Нам, людям двадцать первого века, кажется наивной древняя вера в то, что якобы можно с помощью несложного лабораторного оборудования, набора химикатов и нескольких магических слов превратить свинец в золото. К тому же нам известно, что для превращения одного химического элемента в другой его следует облучать нейтронами в ядерном реакторе — но тогда полученное золото не окупит и тысячной доли затраченных средств. Однако во времена Августа идея трансмутации — превращения одного металла в другой, более ценный — владела умами не только ученых, но и правителей Европы.

Алхимики искали неуловимый философский камень с тех самых пор, как эта наука зародилась в древних цивилизациях Месопотамии, Индии, Китая и Египта. Она процветала в Греции и арабском мире. Арабские тексты были в свою очередь переведены на латынь; в Средние века вера в алхимию охватила всю Европу.

В конце XVII века, когда уже забрезжила эпоха Просвещения и в естествознании совершались великие открытия, вера в философский камень была по-прежнему крепка. Основоположники современной науки не считали ее пережитком средневековых суеверий: Роберт Бойль, первый химик, собравший газы и сформулировавший закон, связывающий их давление и объем, а также сэр Исаак Ньютон, отец физики, всерьез занимались алхимией.

Средневековая алхимия основывалась на мировоззрении античных мыслителей, главным образом Аристотеля. Он учил, что материальное вещество слагают четыре стихии: воздух, вода, огонь и земля. Арабские алхимики, которым мы обязаны самим словом аль-кимия, развили тему: металлы образованы серой и ртутью в разных пропорциях. Чем желтее металл, тем больше в нем серы: золото состоит из нее почти целиком, а вот в серебре преобладает ртуть.

Представления о материальном мире были пронизаны мистикой и религией. Астрология утверждала, будто жизнью человека управляют звезды, отсюда логически следовало, что они важны и для алхимических штудий. Каждый металл связывали с небесным телом: золото с Солнцем, серебро с Луной, медь с Венерой и так далее. Верили также, что все сущее в мире живо и получает витальную силу от Создателя или от светил, что камни и металлы растут, подобно растениям и животным.
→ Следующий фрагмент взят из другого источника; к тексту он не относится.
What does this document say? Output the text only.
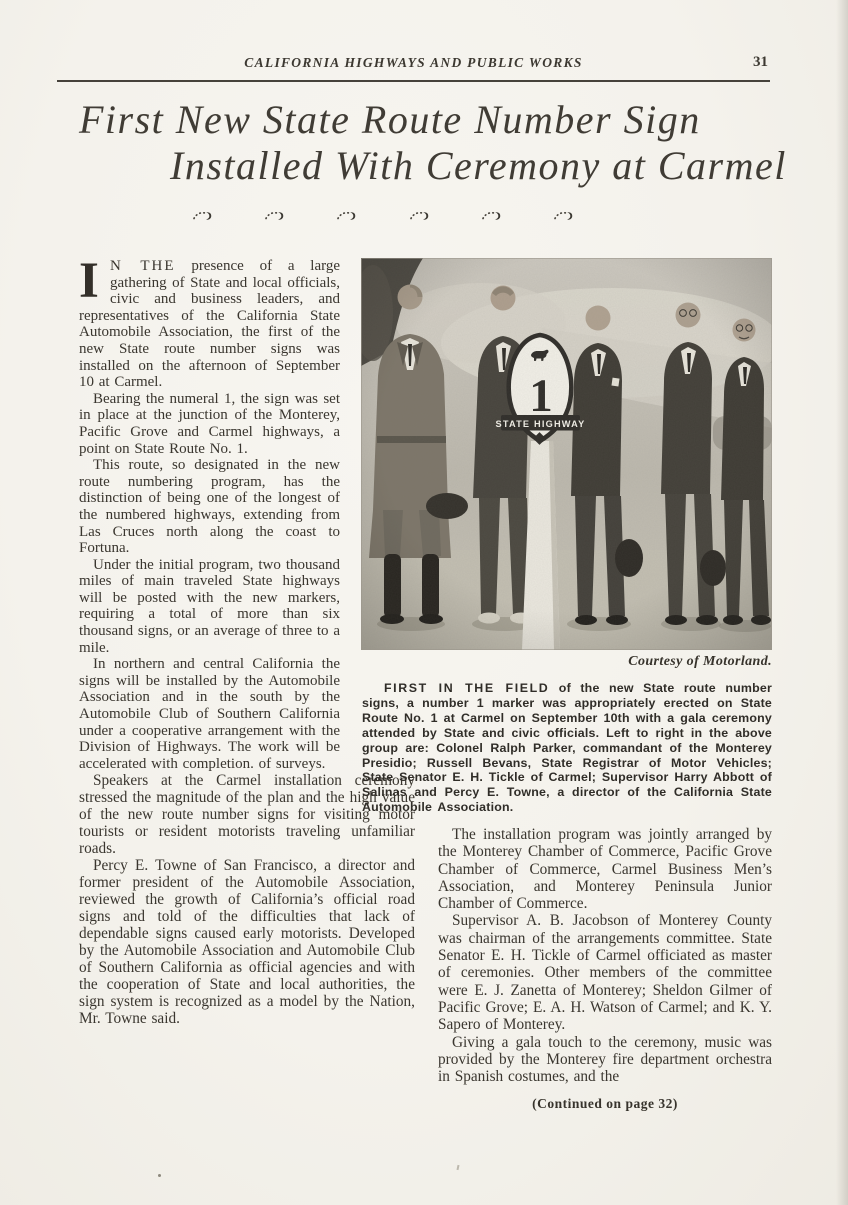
CALIFORNIA HIGHWAYS AND PUBLIC WORKS	31
First New State Route Number Sign
Installed With Ceremony at Carmel

I N THE presence of a large gathering of State and local officials, civic and business leaders, and representatives of the California State Automobile Association, the first of the new State route number signs was installed on the afternoon of September 10 at Carmel.

Bearing the numeral 1, the sign was set in place at the junction of the Monterey, Pacific Grove and Carmel highways, a point on State Route No. 1.

This route, so designated in the new route numbering program, has the distinction of being one of the longest of the numbered highways, extending from Las Cruces north along the coast to Fortuna.

Under the initial program, two thousand miles of main traveled State highways will be posted with the new markers, requiring a total of more than six thousand signs, or an average of three to a mile.

In northern and central California the signs will be installed by the Automobile Association and in the south by the Automobile Club of Southern California under a cooperative arrangement with the Division of Highways. The work will be accelerated with completion. of surveys.

Speakers at the Carmel installation ceremony stressed the magnitude of the plan and the high value of the new route number signs for visiting motor tourists or resident motorists traveling unfamiliar roads.

Percy E. Towne of San Francisco, a director and former president of the Automobile Association, reviewed the growth of California’s official road signs and told of the difficulties that lack of dependable signs caused early motorists. Developed by the Automobile Association and Automobile Club of Southern California as official agencies and with the cooperation of State and local authorities, the sign system is recognized as a model by the Nation, Mr. Towne said.

Courtesy of Motorland.
FIRST IN THE FIELD of the new State route number signs, a number 1 marker was appropriately erected on State Route No. 1 at Carmel on September 10th with a gala ceremony attended by State and civic officials. Left to right in the above group are: Colonel Ralph Parker, commandant of the Monterey Presidio; Russell Bevans, State Registrar of Motor Vehicles; State Senator E. H. Tickle of Carmel; Supervisor Harry Abbott of Salinas and Percy E. Towne, a director of the California State Automobile Association.

The installation program was jointly arranged by the Monterey Chamber of Commerce, Pacific Grove Chamber of Commerce, Carmel Business Men’s Association, and Monterey Peninsula Junior Chamber of Commerce.

Supervisor A. B. Jacobson of Monterey County was chairman of the arrangements committee. State Senator E. H. Tickle of Carmel officiated as master of ceremonies. Other members of the committee were E. J. Zanetta of Monterey; Sheldon Gilmer of Pacific Grove; E. A. H. Watson of Carmel; and K. Y. Sapero of Monterey.

Giving a gala touch to the ceremony, music was provided by the Monterey fire department orchestra in Spanish costumes, and the

(Continued on page 32)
Как детеныш зверя развивается в материнской утробе, а растение — в почве, так и минералы рождаются из семени металлов глубоко в недрах земли и под воздействием природных сил превращаются в залежи.
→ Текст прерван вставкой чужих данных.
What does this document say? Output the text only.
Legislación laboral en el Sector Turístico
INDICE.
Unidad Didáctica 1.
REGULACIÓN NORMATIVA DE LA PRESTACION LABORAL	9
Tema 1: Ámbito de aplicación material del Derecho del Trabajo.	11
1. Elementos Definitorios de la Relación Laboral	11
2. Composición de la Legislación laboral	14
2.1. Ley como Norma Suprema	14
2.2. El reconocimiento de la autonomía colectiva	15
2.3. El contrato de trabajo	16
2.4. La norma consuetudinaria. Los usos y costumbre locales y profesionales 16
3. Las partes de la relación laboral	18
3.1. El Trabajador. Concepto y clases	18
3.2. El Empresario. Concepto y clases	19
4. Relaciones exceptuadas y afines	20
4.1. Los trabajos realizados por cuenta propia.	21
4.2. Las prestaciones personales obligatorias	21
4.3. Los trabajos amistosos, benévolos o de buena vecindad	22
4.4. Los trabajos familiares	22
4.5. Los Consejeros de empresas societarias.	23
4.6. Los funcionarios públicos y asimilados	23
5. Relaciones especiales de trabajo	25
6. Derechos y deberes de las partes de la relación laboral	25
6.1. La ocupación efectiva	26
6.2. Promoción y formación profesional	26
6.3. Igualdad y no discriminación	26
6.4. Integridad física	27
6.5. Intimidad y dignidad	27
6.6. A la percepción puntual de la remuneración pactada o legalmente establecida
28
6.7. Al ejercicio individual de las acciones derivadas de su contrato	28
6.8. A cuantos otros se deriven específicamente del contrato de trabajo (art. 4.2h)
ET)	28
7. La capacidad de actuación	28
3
Из всех минералов, которые способна самопроизвольно порождать земля, самым желанным для этих первых экспериментаторов было золото. Философский камень, lapis philosophorum, или красная тинктура, был, по их мнению, той самой субстанцией, которая содержится в земле и преобразует растущий металл в золото. Таким образом, если отыскать или изготовить этот состав с помощью Создателя или светил и ускорить в лаборатории естественный процесс роста, всякий металл можно превратить в золото.

Считалось, что искомый секрет зашифрован в таинственных писаниях древних авторов, потому алхимики не только смешивали различные ингредиенты, но и искали ключ к толкованию творений далеких предшественников. Результаты собственных экспериментов они излагали столь же туманно. В их убористых письменах и на загадочных рисунках фигурируют красные львы, черные вороны, лилейные девы и золотые плащи. Смесям конского навоза, детской мочи, селитры, серы, ртути, мышьяка и свинца давались символические наименования, для записи открытий использовался сознательно замутненный эзотерический язык.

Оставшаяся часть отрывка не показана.